La maison était belle. Trop belle. Les portes sculptées représentaient des scènes mythologiques : l’accouchement d’Alcmène, la guérison d’Héraclès, les bains sacrés d’Hygeia. Mais les cris de ceux qui mouraient dans les ruelles en contrebas venaient cogner contre leurs dorures comme des oiseaux perdus.
Car Anthissa, malgré ses jardins suspendus et ses statues de marbre, cachait une misère rampante.

Les paysans vivaient dans des cabanes de torchis. Leurs enfants mouraient de fièvre en hiver, de soif en été. Le pain, souvent, manquait. Et lorsqu’une bête crevait, on la mangeait en entier, tripes et os confondus. On disait que c’était le prix de la paix. Qu’un peuple affamé est un peuple docile.

Je n’y ai cru que jusqu’à mes huit ans.

Ce jour-là, trois enfants sont morts devant la porte de notre entrepôt à blé. Ils étaient venus quémander une miette. Une poignée de grain. Rien. Les gardes les ont chassés à coups de bâton. Ils se sont écroulés plus loin, entre les racines d’un figuier. Deux frères. Une sœur. Des jumeaux et leur aînée.

Je me souviens m’être approché de leurs corps. Le plus jeune tenait un noyau d’olive comme un talisman. L’aînée avait tenté de les couvrir de son châle, mais le froid les avait figés ensemble, comme une sculpture d’amour inutile.

Je suis rentré en courant. J’ai hurlé. Mon père a souri. Ma mère a pleuré. Et moi… moi j’ai commencé à haïr l’or.

C’est ce jour-là que j’ai trouvé Lysios.

Il était fils de forgeron, avec des mains pleines de brûlures et des yeux brillants de feu. Il m’a vu pleurer et ne s’est pas moqué. Il m’a tendu un fruit volé. Il m’a dit :


— "On ne peut pas tous les sauver. Mais on peut essayer d’en sauver un."

Ce fut le début.

Pendant les années qui suivirent, nous avons partagé tout : les jeux, les lectures, les rêves, les blessures.
Nous avions douze ans lorsque nous avons décidé de devenir médecins.

Les prêtres d’Asclépios venaient parfois dans notre région, vêtus de blanc, portant des bâtons en bois d’olivier autour desquels s’enroulaient de vrais serpents. Leur regard était paisible, leurs gestes précis.
Nous les avons suppliés de nous enseigner.
Ils ont ri. Puis ils ont accepté.

Notre formation dura six années.
À Épidaure, nous dormions sous les étoiles, dans les sanctuaires silencieux. Nous apprenions à reconnaître les plantes dans l’obscurité, à interpréter les rêves des malades, à purifier les mains avant chaque acte.
Nous avons étudié la saignée, la cautérisation, les fumigations d’absinthe, les cataplasmes de myrrhe. Mais aussi les paroles qui soulagent, les gestes qui apaisent, le poids d’un regard sincère.

Nous étions devenus des disciples du vivant.

Mais le destin, lui, préparait autre chose.
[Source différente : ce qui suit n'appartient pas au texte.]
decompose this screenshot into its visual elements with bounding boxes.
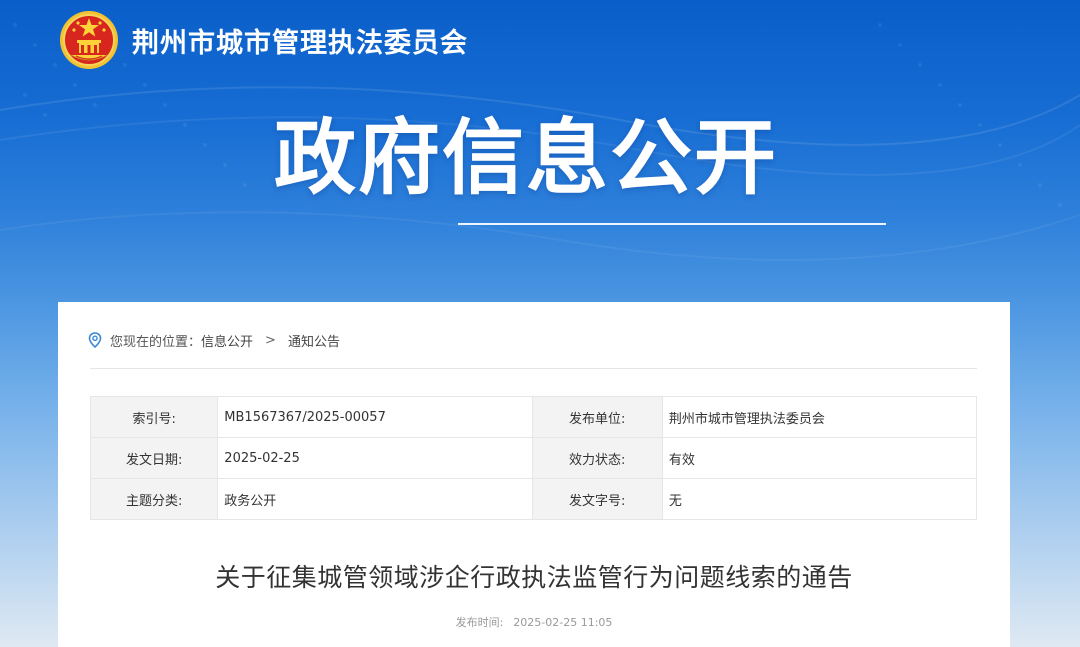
- site-header: 荆州市城市管理执法委员会: [58, 10, 468, 70]
- publish-time-value: 2025-02-25 11:05: [513, 616, 613, 629]
- breadcrumb-prefix: 您现在的位置：: [110, 334, 202, 350]
- meta-label-issue-date: 发文日期:: [89, 437, 219, 479]
- document-meta-table: 索引号: MB1567367/2025-00057 发布单位: 荆州市城市管理执…: [89, 396, 978, 520]
- national-emblem-icon[interactable]: [58, 9, 120, 71]
- meta-value-publishing-unit: 荆州市城市管理执法委员会: [661, 396, 978, 438]
- meta-label-document-number: 发文字号:: [531, 478, 663, 520]
- site-title[interactable]: 荆州市城市管理执法委员会: [132, 21, 468, 60]
- breadcrumb-link-notices[interactable]: 通知公告: [288, 331, 340, 350]
- meta-row: 索引号: MB1567367/2025-00057 发布单位: 荆州市城市管理执…: [89, 396, 978, 438]
- meta-label-publishing-unit: 发布单位:: [531, 396, 663, 438]
- meta-value-validity-status: 有效: [661, 437, 978, 479]
- breadcrumb-separator: >: [265, 332, 276, 348]
- meta-row: 主题分类: 政务公开 发文字号: 无: [89, 478, 978, 520]
- breadcrumb-link-info-disclosure[interactable]: 信息公开: [201, 331, 253, 350]
- meta-label-validity-status: 效力状态:: [531, 437, 663, 479]
- meta-value-subject-category: 政务公开: [217, 478, 533, 520]
- publish-info: 发布时间: 2025-02-25 11:05: [58, 614, 1010, 630]
- location-pin-icon: [88, 332, 102, 348]
- article-title: 关于征集城管领域涉企行政执法监管行为问题线索的通告: [215, 563, 853, 592]
- breadcrumb: 您现在的位置： 信息公开 > 通知公告: [88, 330, 340, 350]
- publish-time-label: 发布时间:: [455, 616, 504, 629]
- banner-underline: [458, 223, 886, 225]
- meta-label-index-number: 索引号:: [89, 396, 219, 438]
- breadcrumb-divider: [90, 368, 977, 369]
- content-panel: 您现在的位置： 信息公开 > 通知公告 索引号: MB1567367/2025-…: [58, 302, 1010, 647]
- meta-value-index-number: MB1567367/2025-00057: [217, 396, 533, 438]
- meta-value-issue-date: 2025-02-25: [217, 437, 533, 479]
- meta-label-subject-category: 主题分类:: [89, 478, 219, 520]
- banner-title: 政府信息公开: [274, 111, 779, 206]
- meta-value-document-number: 无: [661, 478, 978, 520]
- meta-row: 发文日期: 2025-02-25 效力状态: 有效: [89, 437, 978, 479]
La guerre éclata entre Mycènes et Sparte. Le bronze et le sang revinrent souiller la terre d’Argolide.
Et nous fûmes appelés. Non comme soldats. Mais comme guérisseurs de guerre.

Ce fut un enfer.

Les cris, les membres tranchés, les ventres ouverts, les cadavres gonflés dans la chaleur... L’odeur de fer et de bile ne quittait plus nos narines. Les blessés s’amoncelaient comme des sacs de lin éventrés.

Un jour, dans un village aux abords de Lerne, nous avons été assiégés. Sparte avait envoyé ses archers les plus cruels.
Lysios s’était porté au-devant pour sauver une mère et son nourrisson. Une flèche noire lui perça le flanc droit.

Je l’ai ramené dans une grange. Il souriait encore.


— "Ça ira… Ce n’est qu’un trait. Tu m’as connu plus abîmé…"

Mais la plaie suppurait. Le venin de fer rongeait ses veines.

Je tentai tout. Saignée. Huile de cèdre. Onctions.
Mais rien n’y faisait.

Alors… alors j’ai tenté l’impensable. Une théorie nouvelle, entendue chez des érudits thraces : la transfusion animale.
Je pris le sang d’un taureau noir. Chaud. Fort.
Je le fis couler dans les veines de Lysios à l’aide d’un tuyau de bronze et de plumes de cygne pour filtrer les impuretés.

Je croyais le sauver.

Mais en quelques minutes, son corps fut pris de spasmes terribles. Il vomit du sang. Sa peau devint livide, puis marbrée. Il hurlait.

— "Par les dieux… Hippocrate… qu’est-ce que tu… m’as fait ?!"

Ses yeux me cherchaient. Me suppliaient. Puis s’emplirent d’une terreur animale.
— "C’est… c’est fini ?"

Il convulsa une dernière fois. Puis son cœur s’arrêta.
Ses lèvres me soufflèrent mon nom, dans un râle de fin du monde.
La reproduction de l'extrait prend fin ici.